Anyway, you really couldn't ask for a better game.

- From yesterday's Chron: "Popchips' marketer's swell spots to hang." "Russell Barnett, the vice president of marketing for the San Francisco snack company Popchips, tells us about his favorite places to schmooze clients, watch the sunset and blow off some steam."

I didn't know Popchips was an SF company! Even more reason to love Popchips. However, one of Russell's fave spots is the execrable Redwood Room, a little slice of what everyone hates about LA right in the heart of SF. Why, Russell, why?

"This is a must for drinks with friends and colleagues. It's classic San Francisco with a modern twist. Even locals need to sit in the Big Chair in the lobby. They just celebrated their 75th anniversary, and the best part is it has changed very little. They make a mean martini and offer delicious appetizers from Asia de Cuba - the tuna poke and lobster pot stickers are not to be missed. Out-of-town guests love the old-school vibe."
What in the fuck are you talking about?
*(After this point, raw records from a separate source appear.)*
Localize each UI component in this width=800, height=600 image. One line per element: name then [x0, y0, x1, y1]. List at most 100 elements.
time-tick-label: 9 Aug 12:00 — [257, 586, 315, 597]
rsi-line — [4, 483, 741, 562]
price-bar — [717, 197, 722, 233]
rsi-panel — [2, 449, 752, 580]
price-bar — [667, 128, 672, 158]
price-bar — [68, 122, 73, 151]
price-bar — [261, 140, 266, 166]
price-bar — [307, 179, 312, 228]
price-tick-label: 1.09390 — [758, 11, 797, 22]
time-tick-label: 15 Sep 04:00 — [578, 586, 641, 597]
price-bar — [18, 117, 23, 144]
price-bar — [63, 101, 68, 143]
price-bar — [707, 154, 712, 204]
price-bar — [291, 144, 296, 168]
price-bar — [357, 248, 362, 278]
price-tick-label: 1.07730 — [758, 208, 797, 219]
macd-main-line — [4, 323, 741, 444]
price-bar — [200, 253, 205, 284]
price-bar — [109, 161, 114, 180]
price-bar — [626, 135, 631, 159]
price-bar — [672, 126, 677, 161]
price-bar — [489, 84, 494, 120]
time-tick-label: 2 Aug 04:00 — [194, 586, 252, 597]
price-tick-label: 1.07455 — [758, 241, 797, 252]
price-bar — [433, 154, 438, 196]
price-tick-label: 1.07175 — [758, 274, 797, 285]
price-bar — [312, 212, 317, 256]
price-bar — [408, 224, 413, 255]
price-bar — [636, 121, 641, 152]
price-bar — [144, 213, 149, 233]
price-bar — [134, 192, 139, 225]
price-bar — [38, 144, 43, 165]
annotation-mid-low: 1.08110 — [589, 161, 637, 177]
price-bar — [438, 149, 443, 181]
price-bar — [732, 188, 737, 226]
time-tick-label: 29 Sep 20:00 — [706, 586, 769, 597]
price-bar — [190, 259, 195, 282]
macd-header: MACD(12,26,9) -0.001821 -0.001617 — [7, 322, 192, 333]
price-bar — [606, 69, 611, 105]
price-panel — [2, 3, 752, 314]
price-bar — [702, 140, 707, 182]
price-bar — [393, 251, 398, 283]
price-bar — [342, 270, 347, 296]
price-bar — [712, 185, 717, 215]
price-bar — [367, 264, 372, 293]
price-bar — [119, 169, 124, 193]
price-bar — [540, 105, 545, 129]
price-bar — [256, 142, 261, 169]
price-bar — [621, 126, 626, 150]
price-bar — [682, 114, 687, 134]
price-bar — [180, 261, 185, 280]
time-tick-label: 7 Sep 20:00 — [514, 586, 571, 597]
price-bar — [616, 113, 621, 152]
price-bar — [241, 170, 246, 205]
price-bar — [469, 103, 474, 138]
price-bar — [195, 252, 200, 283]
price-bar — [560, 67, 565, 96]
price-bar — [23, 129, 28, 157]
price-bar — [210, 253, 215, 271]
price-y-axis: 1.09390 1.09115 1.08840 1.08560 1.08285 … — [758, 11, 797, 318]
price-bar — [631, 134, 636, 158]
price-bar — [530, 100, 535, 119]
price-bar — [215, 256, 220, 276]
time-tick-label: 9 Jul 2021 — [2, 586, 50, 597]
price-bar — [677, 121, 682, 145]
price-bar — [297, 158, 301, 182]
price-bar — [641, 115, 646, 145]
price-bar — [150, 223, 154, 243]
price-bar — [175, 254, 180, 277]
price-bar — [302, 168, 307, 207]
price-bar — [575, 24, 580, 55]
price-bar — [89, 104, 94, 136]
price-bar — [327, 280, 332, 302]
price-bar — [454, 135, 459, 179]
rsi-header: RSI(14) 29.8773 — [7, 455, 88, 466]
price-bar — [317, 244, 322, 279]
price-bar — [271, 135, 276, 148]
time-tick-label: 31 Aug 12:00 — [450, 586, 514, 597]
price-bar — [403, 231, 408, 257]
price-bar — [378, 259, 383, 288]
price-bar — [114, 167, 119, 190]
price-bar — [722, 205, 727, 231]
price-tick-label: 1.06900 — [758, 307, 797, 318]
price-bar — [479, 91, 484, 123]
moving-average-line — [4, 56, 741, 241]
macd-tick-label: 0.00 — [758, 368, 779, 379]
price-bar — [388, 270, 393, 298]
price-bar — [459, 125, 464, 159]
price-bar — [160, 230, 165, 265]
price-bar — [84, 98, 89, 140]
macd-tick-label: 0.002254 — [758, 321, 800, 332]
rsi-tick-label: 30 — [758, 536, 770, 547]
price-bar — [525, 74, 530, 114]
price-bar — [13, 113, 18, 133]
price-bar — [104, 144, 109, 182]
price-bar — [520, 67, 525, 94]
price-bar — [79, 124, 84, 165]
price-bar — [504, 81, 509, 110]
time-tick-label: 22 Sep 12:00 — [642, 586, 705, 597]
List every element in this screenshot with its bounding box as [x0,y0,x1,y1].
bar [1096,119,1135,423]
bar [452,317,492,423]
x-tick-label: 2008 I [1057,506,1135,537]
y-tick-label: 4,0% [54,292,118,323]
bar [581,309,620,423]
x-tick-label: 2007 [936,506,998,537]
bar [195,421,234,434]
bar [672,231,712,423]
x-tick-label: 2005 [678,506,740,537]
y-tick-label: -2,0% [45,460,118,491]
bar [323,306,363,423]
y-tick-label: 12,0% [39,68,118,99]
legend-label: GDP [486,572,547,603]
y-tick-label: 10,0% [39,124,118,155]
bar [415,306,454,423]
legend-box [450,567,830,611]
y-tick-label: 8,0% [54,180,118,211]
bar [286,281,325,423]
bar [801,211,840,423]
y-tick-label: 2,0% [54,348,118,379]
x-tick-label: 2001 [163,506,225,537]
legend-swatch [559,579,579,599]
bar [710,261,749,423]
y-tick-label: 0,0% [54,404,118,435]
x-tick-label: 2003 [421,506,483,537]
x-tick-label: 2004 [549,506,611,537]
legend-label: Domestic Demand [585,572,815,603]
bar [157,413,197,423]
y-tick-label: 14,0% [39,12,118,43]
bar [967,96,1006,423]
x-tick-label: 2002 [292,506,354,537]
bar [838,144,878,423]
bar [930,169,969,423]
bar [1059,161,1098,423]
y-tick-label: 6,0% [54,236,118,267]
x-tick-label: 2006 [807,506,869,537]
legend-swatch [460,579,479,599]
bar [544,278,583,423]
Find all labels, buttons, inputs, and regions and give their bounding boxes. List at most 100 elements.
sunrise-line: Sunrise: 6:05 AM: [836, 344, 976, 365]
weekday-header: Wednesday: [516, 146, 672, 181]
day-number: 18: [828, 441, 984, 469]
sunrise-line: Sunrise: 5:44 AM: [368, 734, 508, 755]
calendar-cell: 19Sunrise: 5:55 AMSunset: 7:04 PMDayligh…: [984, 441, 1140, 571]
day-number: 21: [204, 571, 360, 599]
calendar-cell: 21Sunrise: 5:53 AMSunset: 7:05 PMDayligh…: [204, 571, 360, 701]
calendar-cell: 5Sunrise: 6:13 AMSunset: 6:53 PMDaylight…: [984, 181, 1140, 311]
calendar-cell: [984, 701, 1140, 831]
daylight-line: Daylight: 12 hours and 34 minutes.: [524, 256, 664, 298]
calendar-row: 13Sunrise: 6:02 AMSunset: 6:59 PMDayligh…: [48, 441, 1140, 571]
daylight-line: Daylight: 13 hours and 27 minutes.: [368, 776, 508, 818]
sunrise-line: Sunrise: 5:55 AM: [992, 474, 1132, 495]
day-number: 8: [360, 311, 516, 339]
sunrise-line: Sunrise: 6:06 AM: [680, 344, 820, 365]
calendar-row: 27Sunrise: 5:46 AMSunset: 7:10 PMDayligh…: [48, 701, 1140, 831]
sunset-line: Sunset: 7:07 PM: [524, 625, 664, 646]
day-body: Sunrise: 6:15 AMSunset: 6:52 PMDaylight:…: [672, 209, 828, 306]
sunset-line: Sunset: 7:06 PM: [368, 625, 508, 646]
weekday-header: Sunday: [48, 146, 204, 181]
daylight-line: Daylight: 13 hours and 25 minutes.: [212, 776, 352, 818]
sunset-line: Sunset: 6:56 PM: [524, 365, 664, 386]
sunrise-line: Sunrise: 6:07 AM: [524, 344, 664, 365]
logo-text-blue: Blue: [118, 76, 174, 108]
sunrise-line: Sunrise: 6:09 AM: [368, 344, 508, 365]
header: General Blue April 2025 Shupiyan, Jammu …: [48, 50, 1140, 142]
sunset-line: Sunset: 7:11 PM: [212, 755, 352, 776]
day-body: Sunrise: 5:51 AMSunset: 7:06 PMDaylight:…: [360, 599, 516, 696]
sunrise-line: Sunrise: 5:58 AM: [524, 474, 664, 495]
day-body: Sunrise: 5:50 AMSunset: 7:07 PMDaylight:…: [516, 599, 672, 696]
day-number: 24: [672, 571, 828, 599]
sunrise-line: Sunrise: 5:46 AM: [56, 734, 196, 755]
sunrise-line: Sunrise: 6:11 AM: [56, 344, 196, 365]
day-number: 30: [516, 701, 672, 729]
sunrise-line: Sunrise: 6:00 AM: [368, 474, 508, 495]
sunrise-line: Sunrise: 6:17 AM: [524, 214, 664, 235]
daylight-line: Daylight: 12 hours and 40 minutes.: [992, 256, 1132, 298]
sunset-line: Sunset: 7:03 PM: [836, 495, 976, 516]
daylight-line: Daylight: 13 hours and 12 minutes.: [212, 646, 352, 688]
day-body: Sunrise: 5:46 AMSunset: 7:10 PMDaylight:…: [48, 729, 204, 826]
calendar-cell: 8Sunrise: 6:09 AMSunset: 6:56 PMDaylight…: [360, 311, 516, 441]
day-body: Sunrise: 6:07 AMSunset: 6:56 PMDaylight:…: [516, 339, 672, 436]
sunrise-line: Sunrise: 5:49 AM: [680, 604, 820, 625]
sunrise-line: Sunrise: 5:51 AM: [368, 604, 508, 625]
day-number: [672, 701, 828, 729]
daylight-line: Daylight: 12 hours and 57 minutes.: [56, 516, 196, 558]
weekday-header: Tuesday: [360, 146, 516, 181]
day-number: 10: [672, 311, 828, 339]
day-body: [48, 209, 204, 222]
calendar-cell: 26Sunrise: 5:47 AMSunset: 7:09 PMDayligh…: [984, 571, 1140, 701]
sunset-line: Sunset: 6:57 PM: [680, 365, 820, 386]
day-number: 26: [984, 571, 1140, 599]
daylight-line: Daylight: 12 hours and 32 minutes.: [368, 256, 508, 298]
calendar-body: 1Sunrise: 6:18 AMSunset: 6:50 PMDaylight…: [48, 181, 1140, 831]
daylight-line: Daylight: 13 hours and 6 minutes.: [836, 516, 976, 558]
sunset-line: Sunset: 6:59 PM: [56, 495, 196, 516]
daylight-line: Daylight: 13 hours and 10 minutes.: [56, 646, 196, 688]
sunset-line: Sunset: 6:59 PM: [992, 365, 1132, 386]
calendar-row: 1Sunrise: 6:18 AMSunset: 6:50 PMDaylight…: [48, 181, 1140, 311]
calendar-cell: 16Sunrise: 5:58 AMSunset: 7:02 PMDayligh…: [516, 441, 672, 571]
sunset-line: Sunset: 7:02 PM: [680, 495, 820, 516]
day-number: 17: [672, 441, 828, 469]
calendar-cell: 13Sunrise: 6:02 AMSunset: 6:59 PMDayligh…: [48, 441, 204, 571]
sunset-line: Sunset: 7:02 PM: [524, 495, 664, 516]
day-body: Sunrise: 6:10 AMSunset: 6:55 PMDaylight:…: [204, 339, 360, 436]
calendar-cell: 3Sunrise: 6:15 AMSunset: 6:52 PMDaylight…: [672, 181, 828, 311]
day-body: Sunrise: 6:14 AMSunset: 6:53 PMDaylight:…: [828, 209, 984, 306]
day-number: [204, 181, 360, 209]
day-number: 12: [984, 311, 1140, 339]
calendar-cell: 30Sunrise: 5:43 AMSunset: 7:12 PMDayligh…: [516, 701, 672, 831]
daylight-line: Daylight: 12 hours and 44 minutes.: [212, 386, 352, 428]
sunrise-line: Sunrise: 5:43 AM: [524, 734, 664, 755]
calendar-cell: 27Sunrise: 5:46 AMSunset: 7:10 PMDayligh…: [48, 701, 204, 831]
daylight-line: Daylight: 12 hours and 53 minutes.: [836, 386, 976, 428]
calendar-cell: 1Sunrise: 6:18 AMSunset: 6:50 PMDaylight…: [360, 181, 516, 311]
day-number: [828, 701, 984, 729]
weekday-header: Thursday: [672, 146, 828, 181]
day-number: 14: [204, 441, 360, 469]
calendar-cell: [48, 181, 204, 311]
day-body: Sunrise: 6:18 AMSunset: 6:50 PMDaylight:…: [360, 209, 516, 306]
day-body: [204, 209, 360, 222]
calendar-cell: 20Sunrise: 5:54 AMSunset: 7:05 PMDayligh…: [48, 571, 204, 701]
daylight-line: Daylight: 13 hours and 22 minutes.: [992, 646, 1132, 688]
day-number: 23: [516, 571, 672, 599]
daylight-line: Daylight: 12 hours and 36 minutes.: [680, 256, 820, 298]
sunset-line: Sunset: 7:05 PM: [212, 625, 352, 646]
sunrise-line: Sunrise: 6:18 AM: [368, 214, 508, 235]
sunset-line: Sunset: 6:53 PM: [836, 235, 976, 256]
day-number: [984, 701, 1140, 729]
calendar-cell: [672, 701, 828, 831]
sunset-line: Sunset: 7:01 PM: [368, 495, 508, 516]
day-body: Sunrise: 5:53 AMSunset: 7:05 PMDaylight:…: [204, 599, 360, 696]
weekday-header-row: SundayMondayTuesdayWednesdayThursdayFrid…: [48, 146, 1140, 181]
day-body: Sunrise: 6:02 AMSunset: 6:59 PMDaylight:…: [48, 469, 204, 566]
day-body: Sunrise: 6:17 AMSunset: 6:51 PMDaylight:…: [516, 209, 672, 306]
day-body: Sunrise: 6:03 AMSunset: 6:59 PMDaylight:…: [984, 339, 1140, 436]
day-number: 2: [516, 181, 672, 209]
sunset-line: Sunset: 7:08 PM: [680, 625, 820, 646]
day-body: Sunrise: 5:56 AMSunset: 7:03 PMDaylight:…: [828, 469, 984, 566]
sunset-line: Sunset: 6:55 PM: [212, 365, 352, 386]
It has "changed very little?" It's not even remotely the same place any more. It used to be kind of a classic, if a little well-worn, SF hotel bar. Now it's a sceney nightmare where hookers, bridge-and-tunnel screech girls, and striped-shirt chest bumpers converge to buy $12 cocktails and try to impress each other. It's NOTHING like it used to be. As if you needed any other clue, your tipoff would be those old classics from 1934, tuna poke and lobster pot stickers.

Stick to puffed potato products, Rusty.

- Speaking of bars, we checked out Bloodhound, a new place on Folsom between 7th and 8th, Saturday night. I like it a lot. Same owners as Double Dutch, but don't let that scare you off. Bloodhound is definitely more of a grown-up bar. There's sort of a rustic vibe, with a reclaimed barn wood interior. Nice, eclectic crowd. Will do business again.

Oh, while we're there, Tom, on drinking: "I'm not an alcoholic. I just really like booze." You tell it, brother.

- So Michael Phelps smokes the pot. Now comes the utterly predictable and ridiculous public apology and shaming and "I'll never do it again wah wah wah."

Just the latest in the ludicrous and ongoing farce called the War on Drugs. Everybody with half an ounce of sense knows that pot is about as harmful as decaf coffee, but we have to engage in this ridiculous sham and pretend that he's done something really bad.

You know what the real message to kids is? Smoking pot can't even keep you from winning eight gold medals in a single Olympics, so how the fuck is it going to keep you from passing Biology? The problem with the whole War on Drugs message is that pretty much everybody tries pot and they find out, "Hey, this is no big deal," and they compare that the the scare-tactic commercials that are trying to convince them that if you take one toke, your life is pretty much over and since they know that's not true and they've been lied to, hey, maybe crank's not so bad either!

- This may be the longest single blog post I've ever done.

- FINALLY:

I don't get it. What's the mothers' beef with murdered children? Seems mean to go after them. They're already dead. Why the hate?